Accordingly, birth cohort method was applied to determine overall level of childhood mortalities (only deaths of children born during the study period were included in the numerator). Whereas, death cohort method was used for trend analysis (deaths of children born prior to the target year may be included in the numerator of that year). Extended Mantel-Haenszel chi square for linear trend was also performed to assess presence of linear trend through the study period using open-epi version 2.3.
Weighted analysis was conducted to account for the non-proportional allocation of the sample to urban and rural kebeles. The sampling weight was calculated using the following notion: by determining sampling probability at two stages (district and kebele levels), as a complete census/coverage of individuals in selected kebeles was made.
P(kth individual in jth kebele in ith district being selected) = P(ith district being selected)P(jth kebele selected| ith district is selected)P(kth individual selected| jth kebele is selected, which is one (as a complete census was made)). Then the weights were the reciprocals of these probabilities [10].

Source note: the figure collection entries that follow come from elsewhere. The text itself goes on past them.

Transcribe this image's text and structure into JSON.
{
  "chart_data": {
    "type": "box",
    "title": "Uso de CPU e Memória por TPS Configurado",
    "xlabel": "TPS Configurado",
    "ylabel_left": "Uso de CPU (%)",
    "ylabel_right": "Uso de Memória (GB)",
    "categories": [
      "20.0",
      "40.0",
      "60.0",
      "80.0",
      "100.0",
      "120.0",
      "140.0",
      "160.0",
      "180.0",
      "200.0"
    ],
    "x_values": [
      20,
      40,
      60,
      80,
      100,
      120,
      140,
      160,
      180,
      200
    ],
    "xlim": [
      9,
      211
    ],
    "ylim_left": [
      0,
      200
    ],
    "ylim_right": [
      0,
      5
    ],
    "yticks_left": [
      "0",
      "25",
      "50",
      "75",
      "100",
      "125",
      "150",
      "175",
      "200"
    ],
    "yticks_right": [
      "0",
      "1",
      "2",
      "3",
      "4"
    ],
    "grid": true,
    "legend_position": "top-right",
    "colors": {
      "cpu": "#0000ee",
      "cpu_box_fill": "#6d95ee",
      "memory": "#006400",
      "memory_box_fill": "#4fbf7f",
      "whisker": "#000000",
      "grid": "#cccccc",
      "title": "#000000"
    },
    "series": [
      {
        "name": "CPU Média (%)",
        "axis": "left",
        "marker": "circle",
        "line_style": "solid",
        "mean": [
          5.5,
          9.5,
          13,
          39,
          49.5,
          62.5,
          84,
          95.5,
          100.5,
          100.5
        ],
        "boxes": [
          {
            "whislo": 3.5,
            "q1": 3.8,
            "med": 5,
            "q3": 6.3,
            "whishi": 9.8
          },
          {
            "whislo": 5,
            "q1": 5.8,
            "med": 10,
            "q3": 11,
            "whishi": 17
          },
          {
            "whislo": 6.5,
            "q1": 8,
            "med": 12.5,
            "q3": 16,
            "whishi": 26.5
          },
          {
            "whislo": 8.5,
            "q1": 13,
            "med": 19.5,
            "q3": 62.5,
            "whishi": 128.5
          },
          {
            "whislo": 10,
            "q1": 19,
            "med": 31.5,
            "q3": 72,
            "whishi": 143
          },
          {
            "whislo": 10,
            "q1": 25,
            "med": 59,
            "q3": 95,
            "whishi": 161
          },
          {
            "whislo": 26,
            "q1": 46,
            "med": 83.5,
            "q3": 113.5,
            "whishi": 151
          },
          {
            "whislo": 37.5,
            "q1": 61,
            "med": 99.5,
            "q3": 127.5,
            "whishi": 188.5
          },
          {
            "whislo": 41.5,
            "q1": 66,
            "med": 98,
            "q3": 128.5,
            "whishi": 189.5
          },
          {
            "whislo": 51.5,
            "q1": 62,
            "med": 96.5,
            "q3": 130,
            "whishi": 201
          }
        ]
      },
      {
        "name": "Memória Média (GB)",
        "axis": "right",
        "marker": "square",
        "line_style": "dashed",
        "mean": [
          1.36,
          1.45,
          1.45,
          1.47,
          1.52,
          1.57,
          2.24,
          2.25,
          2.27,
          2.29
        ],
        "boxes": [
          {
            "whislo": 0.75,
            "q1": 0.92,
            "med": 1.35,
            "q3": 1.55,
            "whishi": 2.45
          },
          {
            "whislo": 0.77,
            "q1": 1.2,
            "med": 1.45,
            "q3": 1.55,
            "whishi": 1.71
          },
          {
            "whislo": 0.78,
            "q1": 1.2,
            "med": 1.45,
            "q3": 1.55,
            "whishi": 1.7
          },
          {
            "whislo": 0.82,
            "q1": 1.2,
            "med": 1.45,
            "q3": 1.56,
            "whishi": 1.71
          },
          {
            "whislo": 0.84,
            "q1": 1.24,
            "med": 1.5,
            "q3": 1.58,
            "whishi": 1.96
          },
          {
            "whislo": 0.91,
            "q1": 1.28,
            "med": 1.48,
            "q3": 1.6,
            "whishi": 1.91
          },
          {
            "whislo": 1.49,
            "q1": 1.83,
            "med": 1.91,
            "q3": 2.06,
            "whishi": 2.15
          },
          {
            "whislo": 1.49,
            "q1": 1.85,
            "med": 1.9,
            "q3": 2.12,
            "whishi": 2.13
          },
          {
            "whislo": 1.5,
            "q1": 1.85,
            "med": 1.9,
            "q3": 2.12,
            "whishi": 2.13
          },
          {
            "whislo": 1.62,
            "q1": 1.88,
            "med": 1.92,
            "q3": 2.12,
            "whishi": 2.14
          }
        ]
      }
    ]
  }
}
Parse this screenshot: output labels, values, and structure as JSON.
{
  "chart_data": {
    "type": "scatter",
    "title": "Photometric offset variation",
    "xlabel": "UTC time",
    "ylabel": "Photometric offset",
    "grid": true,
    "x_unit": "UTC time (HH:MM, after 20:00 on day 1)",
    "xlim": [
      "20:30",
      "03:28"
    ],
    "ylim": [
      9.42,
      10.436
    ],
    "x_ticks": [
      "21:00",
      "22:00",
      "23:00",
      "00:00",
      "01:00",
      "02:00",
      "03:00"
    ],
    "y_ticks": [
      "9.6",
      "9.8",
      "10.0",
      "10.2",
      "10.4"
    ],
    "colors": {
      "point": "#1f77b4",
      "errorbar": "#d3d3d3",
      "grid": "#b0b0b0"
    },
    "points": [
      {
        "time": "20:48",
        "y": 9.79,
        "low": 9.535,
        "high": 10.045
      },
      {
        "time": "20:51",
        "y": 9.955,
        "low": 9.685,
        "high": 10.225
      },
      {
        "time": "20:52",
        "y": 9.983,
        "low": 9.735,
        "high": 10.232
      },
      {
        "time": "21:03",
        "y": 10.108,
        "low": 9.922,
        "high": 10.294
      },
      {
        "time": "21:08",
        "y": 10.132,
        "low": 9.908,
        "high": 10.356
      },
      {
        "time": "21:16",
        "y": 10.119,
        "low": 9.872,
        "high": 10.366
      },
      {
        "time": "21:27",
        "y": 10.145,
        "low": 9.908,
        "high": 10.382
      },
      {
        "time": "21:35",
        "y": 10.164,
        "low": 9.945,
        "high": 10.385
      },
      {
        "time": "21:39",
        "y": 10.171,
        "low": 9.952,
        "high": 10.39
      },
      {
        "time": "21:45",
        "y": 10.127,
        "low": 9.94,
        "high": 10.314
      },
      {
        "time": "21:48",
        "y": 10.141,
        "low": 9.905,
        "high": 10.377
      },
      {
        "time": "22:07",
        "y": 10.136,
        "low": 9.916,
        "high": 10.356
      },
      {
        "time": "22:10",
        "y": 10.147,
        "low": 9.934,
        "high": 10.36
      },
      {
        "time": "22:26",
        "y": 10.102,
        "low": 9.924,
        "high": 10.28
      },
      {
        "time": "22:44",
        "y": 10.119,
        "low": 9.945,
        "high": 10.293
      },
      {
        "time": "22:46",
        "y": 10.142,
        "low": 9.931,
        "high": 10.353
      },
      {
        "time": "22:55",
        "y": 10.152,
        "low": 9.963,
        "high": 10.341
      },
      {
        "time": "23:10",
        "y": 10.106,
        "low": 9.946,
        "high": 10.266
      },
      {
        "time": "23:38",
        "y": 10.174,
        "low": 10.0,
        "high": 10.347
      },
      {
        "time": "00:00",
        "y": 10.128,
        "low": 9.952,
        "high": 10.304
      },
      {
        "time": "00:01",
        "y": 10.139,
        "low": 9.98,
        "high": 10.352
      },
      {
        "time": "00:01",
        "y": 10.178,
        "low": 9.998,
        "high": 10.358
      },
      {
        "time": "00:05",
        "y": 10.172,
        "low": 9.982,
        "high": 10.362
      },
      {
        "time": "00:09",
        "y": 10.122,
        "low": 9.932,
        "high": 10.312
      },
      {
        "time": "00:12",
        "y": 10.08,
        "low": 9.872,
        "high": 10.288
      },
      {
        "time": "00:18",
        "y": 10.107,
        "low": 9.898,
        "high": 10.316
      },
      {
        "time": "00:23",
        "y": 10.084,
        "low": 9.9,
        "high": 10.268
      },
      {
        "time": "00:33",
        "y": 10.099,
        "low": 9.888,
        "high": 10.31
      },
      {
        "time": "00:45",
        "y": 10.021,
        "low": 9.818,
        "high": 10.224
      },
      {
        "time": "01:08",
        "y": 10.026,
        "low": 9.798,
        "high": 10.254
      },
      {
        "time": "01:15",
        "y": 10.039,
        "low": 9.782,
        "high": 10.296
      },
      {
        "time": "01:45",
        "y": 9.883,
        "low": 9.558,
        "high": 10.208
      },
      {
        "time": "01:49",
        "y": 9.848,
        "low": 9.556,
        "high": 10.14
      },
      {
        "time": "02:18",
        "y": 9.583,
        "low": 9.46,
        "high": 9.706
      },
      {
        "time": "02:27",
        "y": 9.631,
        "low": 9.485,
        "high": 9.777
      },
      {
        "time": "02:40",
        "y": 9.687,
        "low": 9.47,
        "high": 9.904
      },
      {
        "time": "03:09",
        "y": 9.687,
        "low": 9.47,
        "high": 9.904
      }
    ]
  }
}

Accordingly, the sampling weight for urban was: As one out of 2 urban districts was included and all the kebeles in selected district were included. The probability of selection of individuals in urban kebele = 1/2*1*1 = 0.5. The corresponding weight calculated to be 2. For that of rural: as one out of 15 rural districts was included, twenty out of 29 kebeles of the district were included. The probability of selection of individual in rural = 1/15*20/29*1 = 0.046. The corresponding weight calculated to be 21.8.
Data quality assurance
The questionnaire was pre-tested and corrections were made accordingly. Two days training was given to data collectors and supervisors on the questionnaire and the procedures. The data collection process was strictly followed up. All collected data were checked every day for their completeness, clarity and consistency by supervisors and the principal investigator. Any unclear and ambiguous data were corrected by recollecting data from actual study population by going back to the field, while minor errors were corrected by the principal investigator as deemed necessary. About 5 % of the households were re-visited by the supervisors/principal investigator to check the validity of the information collected by the data collectors. Then, data were cleaned and checked before data entry and analysis again. Besides, double entry of 10 % of the questionnaire was made to monitor any discrepancies.
Ethical considerations
Ethical clearance and approval was obtained from the Institutional Review Board of the College of Health Sciences at Addis Ababa University. Letters were written to all concerned bodies (Gamo Gofa Zone Health Department, Arba Minch Zuria District and Arba Minch Town Health Office and administration of all kebeles) and permissions were secured at all levels. After explaining about the purpose of the study and confidentiality of the data, verbal consent was obtained from each respondent. To assure the confidentiality of the responses, anonymous interviews were conducted. Besides, the daily collected data were transferred to the Arba Minch University and locked in a secure cabinet on daily basis.